409 Views Asked by At

Let's say I have a $m\times m$ matrix function $A=(a_{ij})$, where each $a_{ij}:\mathbb R^n\to\mathbb R$ is a scalar function. Let's say I also have a vector valued function $f:\mathbb R^n\to\mathbb R^m$. Then we can define another vector valued $g:\mathbb R^n\to\mathbb R^m$ such that $g=Af$, where, for each $x\in\mathbb R^n$, $(Af)(x)$ would be the product of the matrix $A(x)$ with the vector $f(x)$.

Is there any relation between the Jacobian of $g$, $J(g)$, and $A$ and $f$?

I ask for a relation in the general case, but the question arose working with the Jacobian of $f=(f_1,\ldots,f_n)$ itself, $J(f)$ being the matrix $A$ in this scenario. The notes I was reading said that if $g=J(f)f$ then we would have

$$J(g) = J(f)J(f)^{\text{T}}+\sum_{i=1}^mH(f_i)f_i$$

where $H(f_i)$ would be the Hessian of $f_i:\mathbb R^n\to\mathbb R$. I've been trying to derive this myself, and I think the transpose written there is wrong, and it should be applied to the Hessians (maybe?).

Any thoughts on this?

1

There are 1 best solutions below

8
On BEST ANSWER

I would suggest you not think only in terms of matrices because this very quickly gets unwieldy. We still have a product rule in this case, namely for any $x,\xi\in\Bbb{R}^n$, \begin{align} Dg_x[\xi]&= (DA_x[\xi])\cdot f(x) + A(x)\cdot (Df_x[\xi]) \end{align} The meaning of this is that for each point $x$ in the domain of the functions,

  • $Dg_x\in L(\Bbb{R}^n,\Bbb{R}^m)$ is a linear transformation (hence by a choice of basis can be represented as an $m\times n$ matrix called the Jacobian matrix $Jg_x$; but I would highly suggest you avoid matrices whenever possible). So, it eats a vector $\xi\in\Bbb{R}^n$ and spits out a vector $Dg_x[\xi]\in\Bbb{R}^m$.
  • $DA_x\in L(\Bbb{R}^n, M_{m\times m}(\Bbb{R}))$ is a linear transformation. This is a linear transformation which eats a vector $\xi\in\Bbb{R}^n$ and spits out a matrix $DA_x[\xi]\in M_{m\times m}(\Bbb{R})$. Hence, in the first term of my equation above I was able to multiply this matrix by the vector $f(x)\in\Bbb{R}^m$. The fact that $DA_x$ is a linear transformation between $\Bbb{R}^n$ and $M_{m\times m}(\Bbb{R})$ means that it is rather unwieldy to assign a matrix representation to this; particularly because if you want to "vectorize" $M_{m\times m}(\Bbb{R})$, you would have to make a choice of the ordering of the elements when you decide to identify with $\Bbb{R}^{m^2}$, and there are sooo many possible conventions here. So, this is why one always encounters so many formulae when dealing with derivatives of matrices: it all stems from the desire to express into a matrix something which shouldn't be expressed into a matrix.
  • $Df_x\in L(\Bbb{R}^n,\Bbb{R}^m)$ is a linear transformation which eats a vector $\xi\in\Bbb{R}^n$ and spits out a vector $Df_x[\xi]\in\Bbb{R}^m$.
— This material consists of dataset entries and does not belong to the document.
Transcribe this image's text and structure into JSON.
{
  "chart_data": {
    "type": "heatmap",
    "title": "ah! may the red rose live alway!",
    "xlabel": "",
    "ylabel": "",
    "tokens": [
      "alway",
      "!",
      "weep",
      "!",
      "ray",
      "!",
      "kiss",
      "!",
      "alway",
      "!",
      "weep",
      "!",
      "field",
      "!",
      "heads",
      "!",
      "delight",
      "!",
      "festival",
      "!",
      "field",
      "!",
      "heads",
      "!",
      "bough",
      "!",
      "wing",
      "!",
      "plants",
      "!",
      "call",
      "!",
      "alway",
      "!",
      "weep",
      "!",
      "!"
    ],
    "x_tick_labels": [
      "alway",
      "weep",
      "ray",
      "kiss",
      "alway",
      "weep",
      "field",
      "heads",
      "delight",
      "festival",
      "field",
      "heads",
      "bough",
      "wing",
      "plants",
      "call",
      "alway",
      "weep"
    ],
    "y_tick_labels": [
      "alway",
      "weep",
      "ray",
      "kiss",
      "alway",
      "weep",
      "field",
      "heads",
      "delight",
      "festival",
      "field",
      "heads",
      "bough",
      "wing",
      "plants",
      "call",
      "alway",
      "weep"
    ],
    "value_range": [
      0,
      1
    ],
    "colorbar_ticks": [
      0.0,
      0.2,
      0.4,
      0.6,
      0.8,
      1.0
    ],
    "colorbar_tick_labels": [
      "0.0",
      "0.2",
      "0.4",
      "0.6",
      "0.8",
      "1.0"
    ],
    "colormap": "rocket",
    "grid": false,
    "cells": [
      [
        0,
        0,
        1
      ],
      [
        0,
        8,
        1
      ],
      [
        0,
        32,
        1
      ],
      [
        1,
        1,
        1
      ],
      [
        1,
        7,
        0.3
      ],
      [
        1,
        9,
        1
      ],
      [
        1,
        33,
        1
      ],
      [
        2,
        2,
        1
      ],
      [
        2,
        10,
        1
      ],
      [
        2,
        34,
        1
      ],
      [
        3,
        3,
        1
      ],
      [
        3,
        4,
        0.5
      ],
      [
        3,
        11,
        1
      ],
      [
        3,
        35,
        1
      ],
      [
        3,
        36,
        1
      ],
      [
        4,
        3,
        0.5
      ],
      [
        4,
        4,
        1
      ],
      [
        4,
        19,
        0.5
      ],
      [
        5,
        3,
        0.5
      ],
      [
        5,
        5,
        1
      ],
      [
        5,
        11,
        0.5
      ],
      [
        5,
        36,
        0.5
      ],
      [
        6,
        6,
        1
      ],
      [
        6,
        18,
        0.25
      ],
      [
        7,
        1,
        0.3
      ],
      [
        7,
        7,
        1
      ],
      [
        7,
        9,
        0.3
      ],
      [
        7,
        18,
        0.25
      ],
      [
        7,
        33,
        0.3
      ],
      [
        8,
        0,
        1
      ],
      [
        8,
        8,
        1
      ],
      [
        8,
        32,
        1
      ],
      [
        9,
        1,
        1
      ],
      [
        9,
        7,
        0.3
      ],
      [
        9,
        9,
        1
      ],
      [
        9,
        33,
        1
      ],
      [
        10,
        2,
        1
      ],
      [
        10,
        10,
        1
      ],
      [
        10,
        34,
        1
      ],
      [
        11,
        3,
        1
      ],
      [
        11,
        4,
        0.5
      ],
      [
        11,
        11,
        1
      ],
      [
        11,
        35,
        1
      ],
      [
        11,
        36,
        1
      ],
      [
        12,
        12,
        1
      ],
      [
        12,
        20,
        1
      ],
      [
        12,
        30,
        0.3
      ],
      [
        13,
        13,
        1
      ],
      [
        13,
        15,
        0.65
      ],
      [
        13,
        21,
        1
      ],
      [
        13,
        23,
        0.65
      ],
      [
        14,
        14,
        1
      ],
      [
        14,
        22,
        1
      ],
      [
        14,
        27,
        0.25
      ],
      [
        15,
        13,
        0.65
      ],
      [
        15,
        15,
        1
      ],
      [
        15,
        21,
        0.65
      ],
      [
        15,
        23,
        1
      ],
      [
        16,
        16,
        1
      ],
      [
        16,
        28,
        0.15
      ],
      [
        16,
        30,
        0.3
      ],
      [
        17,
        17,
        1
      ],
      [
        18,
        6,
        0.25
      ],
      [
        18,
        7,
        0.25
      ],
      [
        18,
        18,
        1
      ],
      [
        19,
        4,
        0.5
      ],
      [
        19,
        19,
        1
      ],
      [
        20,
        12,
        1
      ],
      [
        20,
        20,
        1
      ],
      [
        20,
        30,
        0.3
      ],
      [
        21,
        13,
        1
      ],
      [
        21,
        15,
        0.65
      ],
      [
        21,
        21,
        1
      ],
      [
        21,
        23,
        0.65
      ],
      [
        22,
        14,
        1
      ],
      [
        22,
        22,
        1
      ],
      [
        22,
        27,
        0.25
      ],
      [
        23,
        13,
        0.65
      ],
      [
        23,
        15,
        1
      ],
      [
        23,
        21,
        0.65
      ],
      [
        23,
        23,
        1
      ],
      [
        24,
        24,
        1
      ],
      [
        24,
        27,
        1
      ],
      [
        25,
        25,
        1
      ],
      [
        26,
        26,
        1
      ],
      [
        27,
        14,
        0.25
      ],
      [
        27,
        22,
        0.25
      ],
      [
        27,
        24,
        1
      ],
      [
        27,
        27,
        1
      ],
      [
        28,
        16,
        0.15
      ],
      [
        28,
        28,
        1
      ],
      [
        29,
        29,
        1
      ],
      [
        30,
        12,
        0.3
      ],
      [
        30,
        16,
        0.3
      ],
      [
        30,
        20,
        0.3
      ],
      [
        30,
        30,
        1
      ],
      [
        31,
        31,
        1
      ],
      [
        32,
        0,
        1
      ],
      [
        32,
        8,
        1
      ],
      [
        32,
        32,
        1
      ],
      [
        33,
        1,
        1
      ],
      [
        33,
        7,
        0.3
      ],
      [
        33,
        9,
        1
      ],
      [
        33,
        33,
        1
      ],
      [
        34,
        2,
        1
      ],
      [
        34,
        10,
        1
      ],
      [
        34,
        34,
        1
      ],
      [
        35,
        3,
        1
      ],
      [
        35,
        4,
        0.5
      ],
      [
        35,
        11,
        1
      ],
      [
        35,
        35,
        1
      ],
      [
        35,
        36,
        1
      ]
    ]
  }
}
I would suggest you take a look at this answer of mine for a general product rule.


Anyway, if you wish to be an odd-ball and express the first equation with a bunch of indices, then we have for all $i\in\{1,\dots, m\},j\in\{1,\dots, n\}$, \begin{align} \frac{\partial g_i}{\partial x^j}(x)&=\sum_{k=1}^m\frac{\partial A_{ik}}{\partial x^j}(x)\cdot f_k(x) + \sum_{k=1}^mA_{ik}(x)\cdot \frac{\partial f_k}{\partial x^j}(x). \end{align} So, the fact that $\frac{\partial A_{ik}}{\partial x^j}$ has three indices is already an indication that matrix notation is not suitable for the task at hand.